Dr. Rogers was sued for medical malpractice and shortly before the end of the ninety day presuit screening period, his insurer settled the case without his permission. To add insult to injury, the insurer then refused to renew him because of that settlement, resulting in him having to pay for increased malpractice coverage with another company. Dr. Rogers sued Chicago Insurance Company, claiming that the settlement was arrived at in bad faith and alleging, among other things, that Chicago Insurance Company did not even begin its investigation until a week before the expiration of the presuit period and failed to contact Dr. Rogers to obtain appropriate materials which would have shown that the case should never have been settled.

The trial court dismissed the suit relying, in part, on the case of Shuster v. South Broward Hospital District Physicians’ Professional Liability Insurance Trust, 591 So. 2d 174 (Fla. 1992). In that case, the Supreme Court held that where a medical malpractice policy contained words which indicated that the carrier had the right to settle claims that it “deemed expedient,” the policy gave the insurer the right to settle claims considering only its own interests and not the best interests of its insured and that the contractual provision prevented a later suit claiming bad faith on the part of the insurer.

Shuster, supra, however, predated the enactment of Fla. Stat. 627.4147(1) which specifically prohibits an insurer from issuing a policy containing any clause which gives the insured the right to veto a settlement but which provides:

“However, any offer of admission of liability,

settlement offer, or offer of judgment made

by an insurer or self-insurer shall be made

in good faith and in the best interests of

the insured.”

In interpreting that statute, the Court concluded that the statute has two purposes. First, it prohibits a doctor from having veto power over an insurance company in a decision as to whether or not to settle a case but second, unlike the policy interpreted in Shuster, supra, it sets the standard for the carrier and requires that the carrier act in the best interests of its insured rather than solely in its own interests.

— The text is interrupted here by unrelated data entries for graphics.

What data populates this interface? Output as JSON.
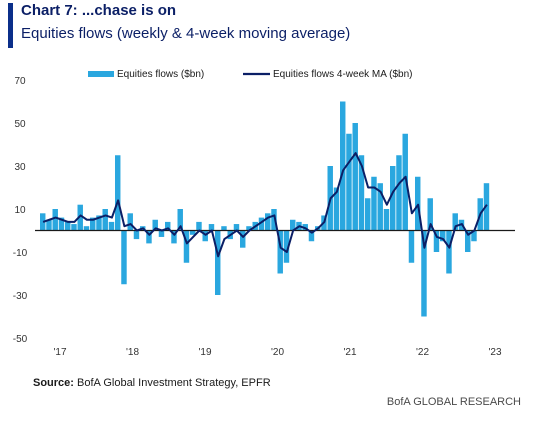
{
  "header": {
    "title": "Chart 7: ...chase is on",
    "subtitle": "Equities flows (weekly & 4-week moving average)"
  },
  "footer": {
    "source_label": "Source:",
    "source_text": "BofA Global Investment Strategy, EPFR",
    "brand": "BofA GLOBAL RESEARCH"
  },
  "colors": {
    "bars": "#2aa7df",
    "ma_line": "#0b1f66",
    "accent": "#0b2f8a"
  },
  "chart_data": {
    "type": "bar",
    "title": "Equities flows (weekly & 4-week moving average)",
    "ylim": [
      -50,
      70
    ],
    "yticks": [
      70,
      50,
      30,
      10,
      -10,
      -30,
      -50
    ],
    "xticks": [
      "'17",
      "'18",
      "'19",
      "'20",
      "'21",
      "'22",
      "'23"
    ],
    "legend": {
      "position": "top",
      "entries": [
        "Equities flows ($bn)",
        "Equities flows 4-week MA ($bn)"
      ]
    },
    "series": [
      {
        "name": "Equities flows ($bn)",
        "kind": "bar",
        "x": [
          "2017-01",
          "2017-02",
          "2017-03",
          "2017-04",
          "2017-05",
          "2017-06",
          "2017-07",
          "2017-08",
          "2017-09",
          "2017-10",
          "2017-11",
          "2017-12",
          "2018-01",
          "2018-02",
          "2018-03",
          "2018-04",
          "2018-05",
          "2018-06",
          "2018-07",
          "2018-08",
          "2018-09",
          "2018-10",
          "2018-11",
          "2018-12",
          "2019-01",
          "2019-02",
          "2019-03",
          "2019-04",
          "2019-05",
          "2019-06",
          "2019-07",
          "2019-08",
          "2019-09",
          "2019-10",
          "2019-11",
          "2019-12",
          "2020-01",
          "2020-02",
          "2020-03",
          "2020-04",
          "2020-05",
          "2020-06",
          "2020-07",
          "2020-08",
          "2020-09",
          "2020-10",
          "2020-11",
          "2020-12",
          "2021-01",
          "2021-02",
          "2021-03",
          "2021-04",
          "2021-05",
          "2021-06",
          "2021-07",
          "2021-08",
          "2021-09",
          "2021-10",
          "2021-11",
          "2021-12",
          "2022-01",
          "2022-02",
          "2022-03",
          "2022-04",
          "2022-05",
          "2022-06",
          "2022-07",
          "2022-08",
          "2022-09",
          "2022-10",
          "2022-11",
          "2022-12"
        ],
        "values": [
          8,
          5,
          10,
          6,
          4,
          3,
          12,
          2,
          6,
          7,
          10,
          4,
          35,
          -25,
          8,
          -4,
          2,
          -6,
          5,
          -3,
          4,
          -6,
          10,
          -15,
          -2,
          4,
          -5,
          3,
          -30,
          2,
          -4,
          3,
          -8,
          2,
          4,
          6,
          8,
          10,
          -20,
          -15,
          5,
          4,
          3,
          -5,
          2,
          7,
          30,
          20,
          60,
          45,
          50,
          35,
          15,
          25,
          22,
          10,
          30,
          35,
          45,
          -15,
          25,
          -40,
          15,
          -10,
          -5,
          -20,
          8,
          5,
          -10,
          -5,
          15,
          22
        ]
      },
      {
        "name": "Equities flows 4-week MA ($bn)",
        "kind": "line",
        "x": [
          "2017-01",
          "2017-02",
          "2017-03",
          "2017-04",
          "2017-05",
          "2017-06",
          "2017-07",
          "2017-08",
          "2017-09",
          "2017-10",
          "2017-11",
          "2017-12",
          "2018-01",
          "2018-02",
          "2018-03",
          "2018-04",
          "2018-05",
          "2018-06",
          "2018-07",
          "2018-08",
          "2018-09",
          "2018-10",
          "2018-11",
          "2018-12",
          "2019-01",
          "2019-02",
          "2019-03",
          "2019-04",
          "2019-05",
          "2019-06",
          "2019-07",
          "2019-08",
          "2019-09",
          "2019-10",
          "2019-11",
          "2019-12",
          "2020-01",
          "2020-02",
          "2020-03",
          "2020-04",
          "2020-05",
          "2020-06",
          "2020-07",
          "2020-08",
          "2020-09",
          "2020-10",
          "2020-11",
          "2020-12",
          "2021-01",
          "2021-02",
          "2021-03",
          "2021-04",
          "2021-05",
          "2021-06",
          "2021-07",
          "2021-08",
          "2021-09",
          "2021-10",
          "2021-11",
          "2021-12",
          "2022-01",
          "2022-02",
          "2022-03",
          "2022-04",
          "2022-05",
          "2022-06",
          "2022-07",
          "2022-08",
          "2022-09",
          "2022-10",
          "2022-11",
          "2022-12"
        ],
        "values": [
          4,
          5,
          6,
          5,
          4,
          4,
          7,
          5,
          5,
          6,
          7,
          6,
          14,
          2,
          3,
          0,
          1,
          -2,
          1,
          0,
          1,
          -2,
          2,
          -6,
          -3,
          0,
          -2,
          0,
          -12,
          -4,
          -2,
          0,
          -3,
          0,
          2,
          4,
          6,
          7,
          -8,
          -10,
          0,
          2,
          1,
          -1,
          1,
          4,
          15,
          18,
          28,
          32,
          36,
          30,
          20,
          20,
          18,
          12,
          18,
          22,
          25,
          8,
          12,
          -8,
          3,
          -3,
          -4,
          -8,
          2,
          3,
          -2,
          0,
          8,
          12
        ]
      }
    ]
  }
}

The Court then concluded that in order to give the statute effect the provision requiring the carrier to act in good faith and in the best interests of the insured must create a private cause of action. Without that, that provision in the statute is meaningless. At Page D1282, the Court concluded:

“We conclude that a medical malpractice insurer

has a duty to settle within the policy limits in the

best interests of the insured. Further, in the

context of a claim for medical malpractice, it

may not always be in the best interests of the

insured to concede liability, where none is

present, and settle the claim within the policy

limits. We find that the insurer’s failure to act

in the insured’s best interests can be enforced

by the insured.”

The Boston Old Colony, supra, case holds that the standard to be applied as to whether an insurer acts in good faith is negligence. The Court in Rogers, supra, concluded the same standard applies when a physician sues its insurance company for failing to act with good faith in the insured’s best interest in improperly settling a case.